The upcoming Starship launch by SpaceX may include a critical refueling test

The upcoming Starship launch by SpaceX may include a critical refueling test

It’s possible that SpaceX’s massive Starship spacecraft will undertake a far more ambitious and intricate third voyage than its previous two.

According to a recent presentation by Lakiesha Hawkins, deputy associate administrator for NASA’s Moon to Mars program office, the upcoming trip may include a refueling test.

On Monday, December 4, Hawkins addressed a committee of the U.S. National Academies of Sciences, Engineering, and Medicine regarding the agency’s technological and infrastructure initiatives. She mentioned on one of her slides that SpaceX had launched the second Starship mission and that they are “moving quickly” toward the third, “which will include a propellant transfer demonstration.”
Nevertheless, Hawkins refrained from reading those lines out loud or bringing up the upcoming refueling experiment during the conference, and NASA has subsequently slightly modified the statement: CNBC was informed by an agency representative that “no final decisions on timing have been made.” (Hawkins’ presentation is available here; the relevant slide starts at minute 120.)
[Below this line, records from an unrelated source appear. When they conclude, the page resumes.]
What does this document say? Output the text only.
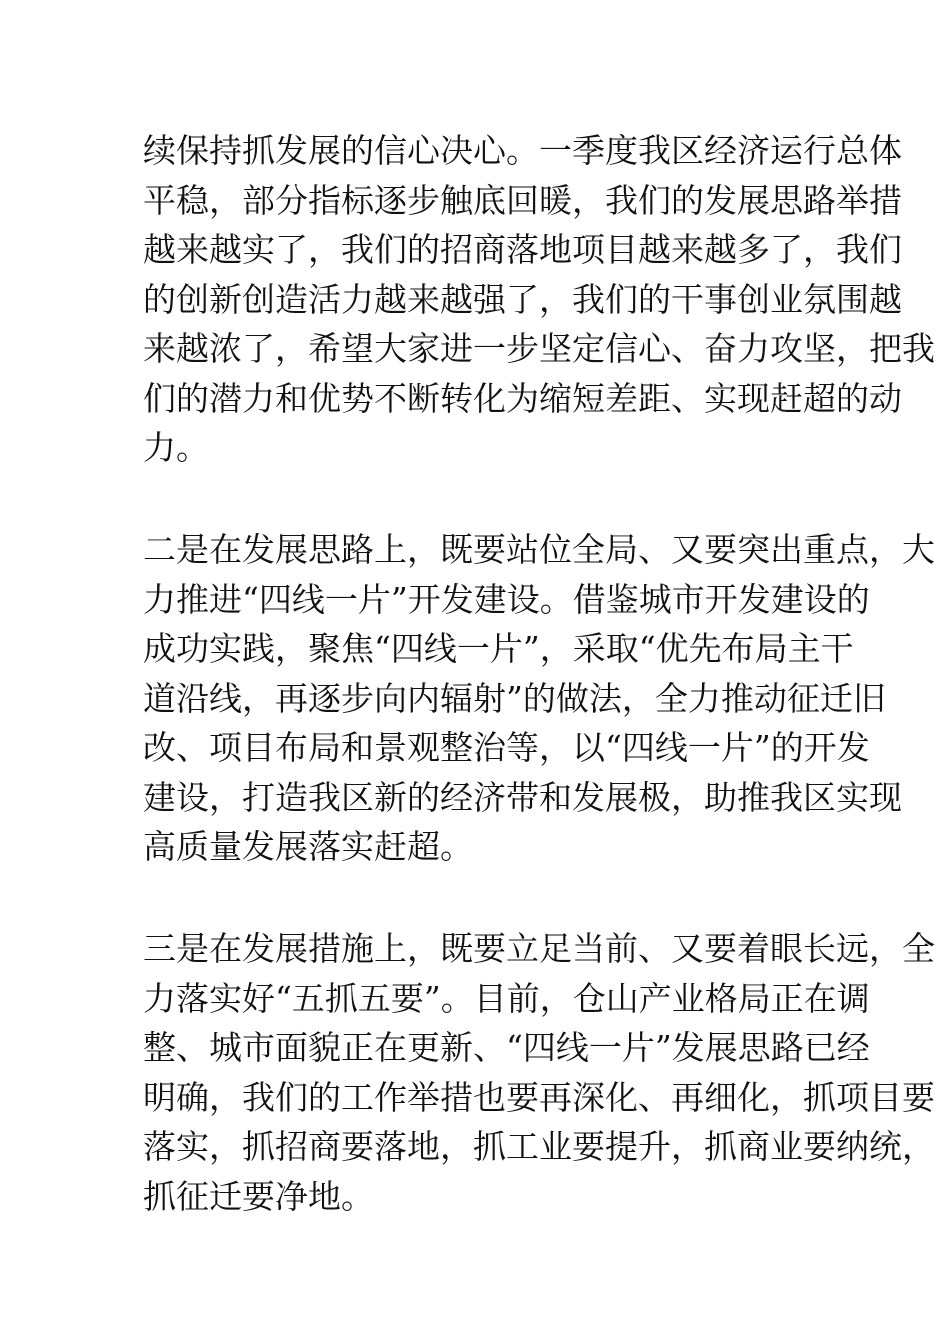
续保持抓发展的信心决心。一季度我区经济运行总体
平稳，部分指标逐步触底回暖，我们的发展思路举措
越来越实了，我们的招商落地项目越来越多了，我们
的创新创造活力越来越强了，我们的干事创业氛围越
来越浓了，希望大家进一步坚定信心、奋力攻坚，把我
们的潜力和优势不断转化为缩短差距、实现赶超的动
力。

二是在发展思路上，既要站位全局、又要突出重点，大
力推进“四线一片”开发建设。借鉴城市开发建设的
成功实践，聚焦“四线一片”，采取“优先布局主干
道沿线，再逐步向内辐射”的做法，全力推动征迁旧
改、项目布局和景观整治等，以“四线一片”的开发
建设，打造我区新的经济带和发展极，助推我区实现
高质量发展落实赶超。

三是在发展措施上，既要立足当前、又要着眼长远，全
力落实好“五抓五要”。目前，仓山产业格局正在调
整、城市面貌正在更新、“四线一片”发展思路已经
明确，我们的工作举措也要再深化、再细化，抓项目要
落实，抓招商要落地，抓工业要提升，抓商业要纳统，
抓征迁要净地。
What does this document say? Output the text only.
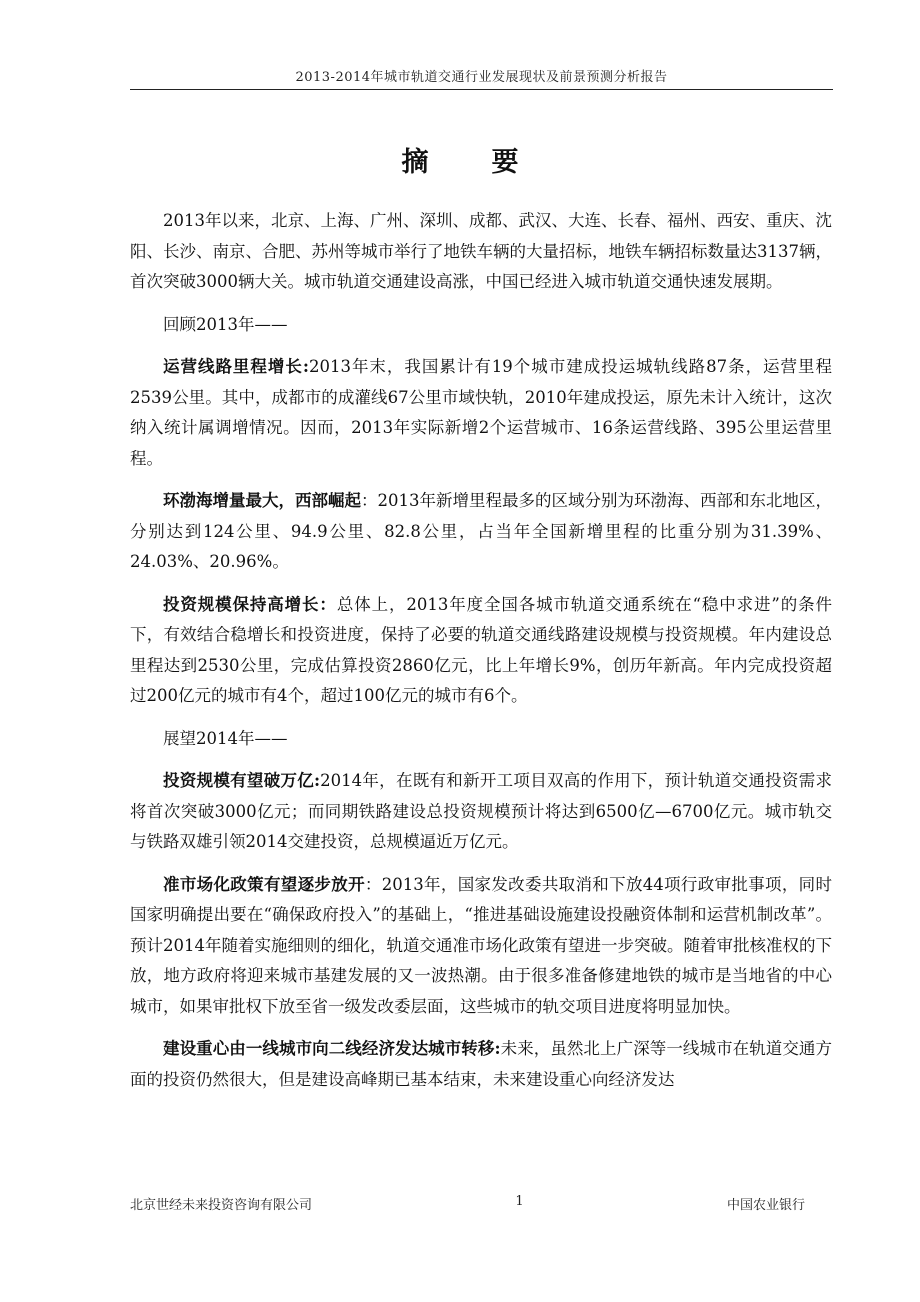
2013-2014年城市轨道交通行业发展现状及前景预测分析报告
摘　要

2013年以来，北京、上海、广州、深圳、成都、武汉、大连、长春、福州、西安、重庆、沈阳、长沙、南京、合肥、苏州等城市举行了地铁车辆的大量招标，地铁车辆招标数量达3137辆，首次突破3000辆大关。城市轨道交通建设高涨，中国已经进入城市轨道交通快速发展期。

回顾2013年——

运营线路里程增长:2013年末，我国累计有19个城市建成投运城轨线路87条，运营里程2539公里。其中，成都市的成灌线67公里市域快轨，2010年建成投运，原先未计入统计，这次纳入统计属调增情况。因而，2013年实际新增2个运营城市、16条运营线路、395公里运营里程。

环渤海增量最大，西部崛起：2013年新增里程最多的区域分别为环渤海、西部和东北地区，分别达到124公里、94.9公里、82.8公里，占当年全国新增里程的比重分别为31.39%、24.03%、20.96%。

投资规模保持高增长：总体上，2013年度全国各城市轨道交通系统在“稳中求进”的条件下，有效结合稳增长和投资进度，保持了必要的轨道交通线路建设规模与投资规模。年内建设总里程达到2530公里，完成估算投资2860亿元，比上年增长9%，创历年新高。年内完成投资超过200亿元的城市有4个，超过100亿元的城市有6个。

展望2014年——

投资规模有望破万亿:2014年，在既有和新开工项目双高的作用下，预计轨道交通投资需求将首次突破3000亿元；而同期铁路建设总投资规模预计将达到6500亿—6700亿元。城市轨交与铁路双雄引领2014交建投资，总规模逼近万亿元。

准市场化政策有望逐步放开：2013年，国家发改委共取消和下放44项行政审批事项，同时国家明确提出要在“确保政府投入”的基础上，“推进基础设施建设投融资体制和运营机制改革”。预计2014年随着实施细则的细化，轨道交通准市场化政策有望进一步突破。随着审批核准权的下放，地方政府将迎来城市基建发展的又一波热潮。由于很多准备修建地铁的城市是当地省的中心城市，如果审批权下放至省一级发改委层面，这些城市的轨交项目进度将明显加快。

建设重心由一线城市向二线经济发达城市转移:未来，虽然北上广深等一线城市在轨道交通方面的投资仍然很大，但是建设高峰期已基本结束，未来建设重心向经济发达

北京世经未来投资咨询有限公司	1	中国农业银行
Off-Earth propellant transport is seen by both NASA and SpaceX as a critical component in enabling audacious exploration achievements like the construction of manned bases on the moon and Mars. In order to reach other solar system locations, rockets and spacecraft must refuel because they use up most of their fuel just to escape Earth’s deep gravity well.

Additionally, a test of refueling a starship has been planned for some time. NASA granted SpaceX $53 million in October 2020 to carry out this kind of trial in Earth orbit. According to the contract, SpaceX must move 11 tons (10 metric tons) of liquid oxygen between tanks on a Starship. (Liquid oxygen and liquid methane run extremely cold in the Raptor engines aboard the Starship.)

That’s one step closer to the intended operating plan: traveling Starship spacecraft will meet up with “tanker” variations in Earth’s orbit.
The development of SpaceX’s next-generation deep-space transportation system, Starship, is of great interest to NASA. For its Artemis mission, which intends to place a permanent, sustainable human presence on and around the moon by the end of the 2020s, the agency chose Starship to be the first crewed lunar lander.

On the Artemis 3 mission, Starship is scheduled to land astronauts close to the moon’s south pole for the first time in late 2025 or early 2026. However, a number of things must go well for NASA and SpaceX to make that deadline.

Only two launches—test missions that took off in April and November of this year—have been completed by Starship thus far. The objective of both flights was to launch the top stage of the spacecraft nearly all the way around the globe, from SpaceX’s South Texas Starbase to an area of the Pacific Ocean close to Hawaii.

It was not achieved by either test flight. Due to an unplanned separation of Starship’s two stages on the first voyage, SpaceX purposefully destroyed the spacecraft around four minutes after launch. The mission that ended early last month also involved Starship’s upper stage exploding eight minutes after liftoff, but it proceeded more smoothly and achieved important milestones including successful stage separation.

The date of Starship’s third flight is unknown. Elon Musk, the creator and CEO of SpaceX, has stated that the vehicle should be ready soon, but the business still has other challenges to face in addition to technological ones. The U.S. Federal Aviation Administration, which is in charge of an inquiry into the events surrounding last month’s flight, still needs to grant SpaceX a launch permit.